Sam Acquillo has certainly had a chequered past. Engineering graduate of a prestigious US university, a former CEO of a building firm, he was also a professional boxer, a graduate of a court-mandated detox program (it doesn't seem to have taken), and a survivor of a bitter divorce that left him estranged from his daughter. Now he has washed up on Long Island's South Fork, his childhood home, where he keeps himself in Absolut and his dog in Alpo by doing carpentry on the upscale housing springing up all over the area.

Sam seems not to desire anything but to be left alone to drink his vodka, chat with his dog (Eddie Van Halen), and read Immanuel Kant. Well, he does seem to have certain strong stirrings for Amanda, whose husband has left her what amounts to a fortune in real estate overlooking the water.

Sam must be protective of his head - one more concussion and he may face the fate of so many ex-boxers - mumbling, shaking, Parkinson's, or worse. But a confrontation in a bar parking lot with a several drunks spoiling for a fight makes it clear that even at fifty-something, Sam cannot be certain of a peaceful existence. And when one of the drunks turns up dead, his head bashed in by Sam's very own heavy-duty stapler, then Sam finds himself facing charges that could land him in prison for a very long time. As the local constabulary do not seem inclined to pursue matters much beyond the obvious, Sam must enlist a varied band of supporters to clear his name.
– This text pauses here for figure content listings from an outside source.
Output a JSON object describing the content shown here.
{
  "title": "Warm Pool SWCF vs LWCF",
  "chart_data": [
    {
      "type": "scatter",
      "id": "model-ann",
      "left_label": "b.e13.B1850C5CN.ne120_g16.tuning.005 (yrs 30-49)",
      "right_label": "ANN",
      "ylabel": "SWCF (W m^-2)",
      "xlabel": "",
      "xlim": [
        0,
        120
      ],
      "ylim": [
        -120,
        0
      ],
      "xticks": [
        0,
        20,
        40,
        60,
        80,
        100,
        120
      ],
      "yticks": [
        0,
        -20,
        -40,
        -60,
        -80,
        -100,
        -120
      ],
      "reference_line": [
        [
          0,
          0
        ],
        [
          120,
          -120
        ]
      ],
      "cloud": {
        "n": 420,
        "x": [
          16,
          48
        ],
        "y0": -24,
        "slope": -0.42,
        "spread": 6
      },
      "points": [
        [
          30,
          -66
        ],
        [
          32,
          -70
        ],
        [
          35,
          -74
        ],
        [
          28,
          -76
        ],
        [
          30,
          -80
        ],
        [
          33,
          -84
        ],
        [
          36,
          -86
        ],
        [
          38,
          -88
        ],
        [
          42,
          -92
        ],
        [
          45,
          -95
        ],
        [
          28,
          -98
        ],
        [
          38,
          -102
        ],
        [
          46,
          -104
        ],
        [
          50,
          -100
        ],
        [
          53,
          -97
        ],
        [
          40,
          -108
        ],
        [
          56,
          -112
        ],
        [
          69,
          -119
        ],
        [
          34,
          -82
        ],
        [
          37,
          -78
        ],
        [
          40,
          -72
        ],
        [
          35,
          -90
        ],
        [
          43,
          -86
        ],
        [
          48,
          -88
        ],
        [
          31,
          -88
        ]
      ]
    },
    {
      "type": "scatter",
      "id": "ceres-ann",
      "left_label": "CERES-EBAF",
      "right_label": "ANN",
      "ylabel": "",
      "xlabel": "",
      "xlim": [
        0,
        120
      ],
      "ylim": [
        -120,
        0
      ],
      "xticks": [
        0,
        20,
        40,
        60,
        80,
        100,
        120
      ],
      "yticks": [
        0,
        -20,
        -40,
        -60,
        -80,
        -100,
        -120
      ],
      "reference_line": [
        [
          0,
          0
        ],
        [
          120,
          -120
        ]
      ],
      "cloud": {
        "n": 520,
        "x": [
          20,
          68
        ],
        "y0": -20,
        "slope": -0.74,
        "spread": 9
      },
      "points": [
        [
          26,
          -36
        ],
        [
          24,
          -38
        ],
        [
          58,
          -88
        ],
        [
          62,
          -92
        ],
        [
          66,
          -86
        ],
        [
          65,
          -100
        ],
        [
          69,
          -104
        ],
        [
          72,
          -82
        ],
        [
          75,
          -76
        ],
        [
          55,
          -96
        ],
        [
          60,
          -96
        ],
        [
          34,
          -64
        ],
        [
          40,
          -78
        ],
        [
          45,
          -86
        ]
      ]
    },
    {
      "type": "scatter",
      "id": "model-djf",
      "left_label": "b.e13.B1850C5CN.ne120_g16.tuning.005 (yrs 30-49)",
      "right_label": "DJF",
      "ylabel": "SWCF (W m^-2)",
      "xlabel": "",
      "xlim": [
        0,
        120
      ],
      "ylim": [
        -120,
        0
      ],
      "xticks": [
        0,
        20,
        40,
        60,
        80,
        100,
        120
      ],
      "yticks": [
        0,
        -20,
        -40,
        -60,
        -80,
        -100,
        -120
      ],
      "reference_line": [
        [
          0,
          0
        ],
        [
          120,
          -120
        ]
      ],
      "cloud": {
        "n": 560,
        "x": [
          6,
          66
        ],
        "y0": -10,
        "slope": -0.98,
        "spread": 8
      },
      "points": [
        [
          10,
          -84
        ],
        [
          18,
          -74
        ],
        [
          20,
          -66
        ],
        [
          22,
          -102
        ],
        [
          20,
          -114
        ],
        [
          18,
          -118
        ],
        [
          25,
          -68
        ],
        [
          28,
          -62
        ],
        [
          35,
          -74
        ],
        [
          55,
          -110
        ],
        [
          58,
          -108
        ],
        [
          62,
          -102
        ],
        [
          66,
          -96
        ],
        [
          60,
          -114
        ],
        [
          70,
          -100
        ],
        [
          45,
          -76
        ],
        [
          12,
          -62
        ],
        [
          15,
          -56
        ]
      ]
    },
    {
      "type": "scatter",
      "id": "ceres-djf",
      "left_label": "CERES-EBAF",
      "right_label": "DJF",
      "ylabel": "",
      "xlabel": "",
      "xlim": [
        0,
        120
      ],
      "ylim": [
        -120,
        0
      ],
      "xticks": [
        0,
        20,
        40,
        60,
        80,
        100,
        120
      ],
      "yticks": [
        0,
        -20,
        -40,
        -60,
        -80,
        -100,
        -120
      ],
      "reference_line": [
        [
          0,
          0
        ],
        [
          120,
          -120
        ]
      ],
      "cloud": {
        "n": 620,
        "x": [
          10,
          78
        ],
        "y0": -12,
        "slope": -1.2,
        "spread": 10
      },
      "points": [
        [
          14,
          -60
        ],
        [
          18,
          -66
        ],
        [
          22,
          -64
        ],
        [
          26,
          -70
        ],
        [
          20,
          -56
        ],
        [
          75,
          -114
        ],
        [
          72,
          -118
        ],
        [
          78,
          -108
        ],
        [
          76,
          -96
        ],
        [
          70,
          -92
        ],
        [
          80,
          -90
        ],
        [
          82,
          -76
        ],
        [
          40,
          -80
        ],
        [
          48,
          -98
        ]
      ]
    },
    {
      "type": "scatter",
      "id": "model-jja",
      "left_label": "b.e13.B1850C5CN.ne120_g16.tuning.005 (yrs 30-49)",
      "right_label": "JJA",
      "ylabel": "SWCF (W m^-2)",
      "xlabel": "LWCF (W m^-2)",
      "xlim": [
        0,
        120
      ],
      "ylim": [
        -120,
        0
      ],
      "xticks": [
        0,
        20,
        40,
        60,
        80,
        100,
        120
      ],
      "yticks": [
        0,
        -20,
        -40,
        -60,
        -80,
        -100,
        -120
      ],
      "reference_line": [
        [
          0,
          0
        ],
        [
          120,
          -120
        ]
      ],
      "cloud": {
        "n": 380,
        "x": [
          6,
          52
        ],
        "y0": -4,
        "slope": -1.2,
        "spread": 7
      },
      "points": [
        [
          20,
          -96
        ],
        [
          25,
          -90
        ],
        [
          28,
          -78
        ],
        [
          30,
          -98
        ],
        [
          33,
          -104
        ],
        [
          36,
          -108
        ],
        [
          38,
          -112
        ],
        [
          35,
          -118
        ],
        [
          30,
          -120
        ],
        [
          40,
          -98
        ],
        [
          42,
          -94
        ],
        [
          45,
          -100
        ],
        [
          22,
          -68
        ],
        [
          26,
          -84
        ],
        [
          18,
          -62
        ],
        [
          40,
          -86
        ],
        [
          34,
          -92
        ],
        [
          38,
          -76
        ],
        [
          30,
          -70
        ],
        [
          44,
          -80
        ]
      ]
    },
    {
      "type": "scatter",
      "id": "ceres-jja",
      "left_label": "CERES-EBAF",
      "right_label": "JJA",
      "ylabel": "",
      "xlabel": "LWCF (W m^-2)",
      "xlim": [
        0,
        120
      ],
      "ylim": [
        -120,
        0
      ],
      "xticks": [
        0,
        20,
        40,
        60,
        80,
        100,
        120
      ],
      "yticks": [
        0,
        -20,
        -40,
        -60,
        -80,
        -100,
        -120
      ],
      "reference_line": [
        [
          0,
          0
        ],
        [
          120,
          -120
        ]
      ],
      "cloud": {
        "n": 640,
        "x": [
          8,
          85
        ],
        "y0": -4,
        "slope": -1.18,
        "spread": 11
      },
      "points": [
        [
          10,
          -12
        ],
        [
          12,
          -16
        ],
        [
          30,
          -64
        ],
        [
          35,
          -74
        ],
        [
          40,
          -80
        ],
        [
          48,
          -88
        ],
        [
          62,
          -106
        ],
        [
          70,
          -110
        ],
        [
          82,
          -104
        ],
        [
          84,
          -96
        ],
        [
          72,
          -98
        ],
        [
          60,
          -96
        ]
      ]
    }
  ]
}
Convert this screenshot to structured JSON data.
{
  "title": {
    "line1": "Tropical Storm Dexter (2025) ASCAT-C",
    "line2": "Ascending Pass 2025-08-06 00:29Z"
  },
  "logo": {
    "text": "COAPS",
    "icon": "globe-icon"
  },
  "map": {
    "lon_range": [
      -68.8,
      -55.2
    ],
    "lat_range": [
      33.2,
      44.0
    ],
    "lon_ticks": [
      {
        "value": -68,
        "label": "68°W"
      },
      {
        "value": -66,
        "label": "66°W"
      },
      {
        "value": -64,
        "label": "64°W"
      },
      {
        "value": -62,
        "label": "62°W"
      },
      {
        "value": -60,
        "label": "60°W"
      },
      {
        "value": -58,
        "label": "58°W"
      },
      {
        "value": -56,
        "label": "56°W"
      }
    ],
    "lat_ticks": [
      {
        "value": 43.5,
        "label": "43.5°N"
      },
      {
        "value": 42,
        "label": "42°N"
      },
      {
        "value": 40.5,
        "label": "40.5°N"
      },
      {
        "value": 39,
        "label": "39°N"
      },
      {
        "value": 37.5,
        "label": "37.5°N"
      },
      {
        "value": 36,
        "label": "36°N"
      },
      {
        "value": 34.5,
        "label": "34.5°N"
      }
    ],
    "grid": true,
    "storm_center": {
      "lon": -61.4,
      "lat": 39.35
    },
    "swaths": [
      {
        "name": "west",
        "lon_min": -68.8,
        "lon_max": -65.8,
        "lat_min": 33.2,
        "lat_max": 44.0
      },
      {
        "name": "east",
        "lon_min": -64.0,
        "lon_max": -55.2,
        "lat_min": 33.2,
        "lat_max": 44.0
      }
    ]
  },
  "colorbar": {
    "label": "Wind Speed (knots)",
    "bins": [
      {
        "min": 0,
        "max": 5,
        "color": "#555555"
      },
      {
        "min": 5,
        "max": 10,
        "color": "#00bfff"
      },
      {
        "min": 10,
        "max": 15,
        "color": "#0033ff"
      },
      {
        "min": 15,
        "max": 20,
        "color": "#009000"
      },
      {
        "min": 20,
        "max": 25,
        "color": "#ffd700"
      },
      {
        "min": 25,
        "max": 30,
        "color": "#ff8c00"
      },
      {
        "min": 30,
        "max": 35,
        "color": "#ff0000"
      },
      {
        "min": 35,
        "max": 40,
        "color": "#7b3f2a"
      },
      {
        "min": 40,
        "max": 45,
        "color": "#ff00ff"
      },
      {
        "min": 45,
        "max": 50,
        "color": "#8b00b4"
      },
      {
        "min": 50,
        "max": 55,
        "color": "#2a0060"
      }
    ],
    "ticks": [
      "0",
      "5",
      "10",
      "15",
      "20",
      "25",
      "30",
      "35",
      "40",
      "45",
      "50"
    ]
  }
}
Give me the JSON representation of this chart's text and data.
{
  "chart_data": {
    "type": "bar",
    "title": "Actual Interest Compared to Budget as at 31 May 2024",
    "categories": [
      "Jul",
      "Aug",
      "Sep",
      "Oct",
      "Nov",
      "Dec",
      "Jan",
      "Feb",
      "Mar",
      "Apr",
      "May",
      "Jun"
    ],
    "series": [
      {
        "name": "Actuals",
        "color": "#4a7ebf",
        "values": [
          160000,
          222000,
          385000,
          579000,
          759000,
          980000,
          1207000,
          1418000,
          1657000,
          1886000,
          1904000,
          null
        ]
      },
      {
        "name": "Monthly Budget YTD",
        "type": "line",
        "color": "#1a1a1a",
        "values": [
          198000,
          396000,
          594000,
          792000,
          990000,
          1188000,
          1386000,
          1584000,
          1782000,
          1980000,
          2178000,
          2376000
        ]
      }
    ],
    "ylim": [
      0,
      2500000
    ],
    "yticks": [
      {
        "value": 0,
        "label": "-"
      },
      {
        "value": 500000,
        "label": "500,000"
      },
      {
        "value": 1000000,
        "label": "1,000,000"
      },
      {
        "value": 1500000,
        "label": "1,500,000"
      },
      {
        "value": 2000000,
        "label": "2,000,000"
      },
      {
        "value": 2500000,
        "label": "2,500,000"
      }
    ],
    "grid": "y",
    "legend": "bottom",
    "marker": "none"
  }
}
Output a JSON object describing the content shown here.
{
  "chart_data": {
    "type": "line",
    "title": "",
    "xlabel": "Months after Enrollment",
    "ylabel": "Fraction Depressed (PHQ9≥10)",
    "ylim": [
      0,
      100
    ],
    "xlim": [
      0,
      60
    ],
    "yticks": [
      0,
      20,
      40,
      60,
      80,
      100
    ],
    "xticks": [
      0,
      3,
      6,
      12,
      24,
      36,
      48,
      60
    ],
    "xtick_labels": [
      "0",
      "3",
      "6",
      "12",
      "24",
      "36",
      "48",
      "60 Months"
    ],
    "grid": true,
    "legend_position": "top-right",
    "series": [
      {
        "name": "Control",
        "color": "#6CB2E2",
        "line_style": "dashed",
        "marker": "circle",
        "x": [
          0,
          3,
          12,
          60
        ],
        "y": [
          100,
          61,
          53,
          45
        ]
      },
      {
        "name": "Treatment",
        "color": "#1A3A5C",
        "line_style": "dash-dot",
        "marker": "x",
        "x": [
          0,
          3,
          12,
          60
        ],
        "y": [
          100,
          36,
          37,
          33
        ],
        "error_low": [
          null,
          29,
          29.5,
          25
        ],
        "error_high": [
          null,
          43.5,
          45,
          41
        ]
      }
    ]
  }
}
Sam is decidedly an attractive fantasy figure - able to ingest frightening quantities of alcohol and still remain largely upright, literate, witty, fast on his feet, quick with a literary allusion, and mad about his pooch. If Knopf flirts perilously close with terminal cuteness, he largely remains on the right side of adorable and he can construct a complex and complicated plot. While I had to suspend more disbelief than I care to at the spectacle of Sam reading Kant in a smoky bar between turns at the pool table (he is, happily, a rather poor player), I certainly enjoyed his company more than many other wise-cracking noir heroes.

This book is set in Southampton in early spring, a time when the ordinary year-round resident working folks are doing what they do and the terrifyingly rich have yet to come down from the city to occupy their mansions. All the same, despite the season, this would make a lovely book to take along to the beach and enjoy while sipping a vodka and tonic on the shore.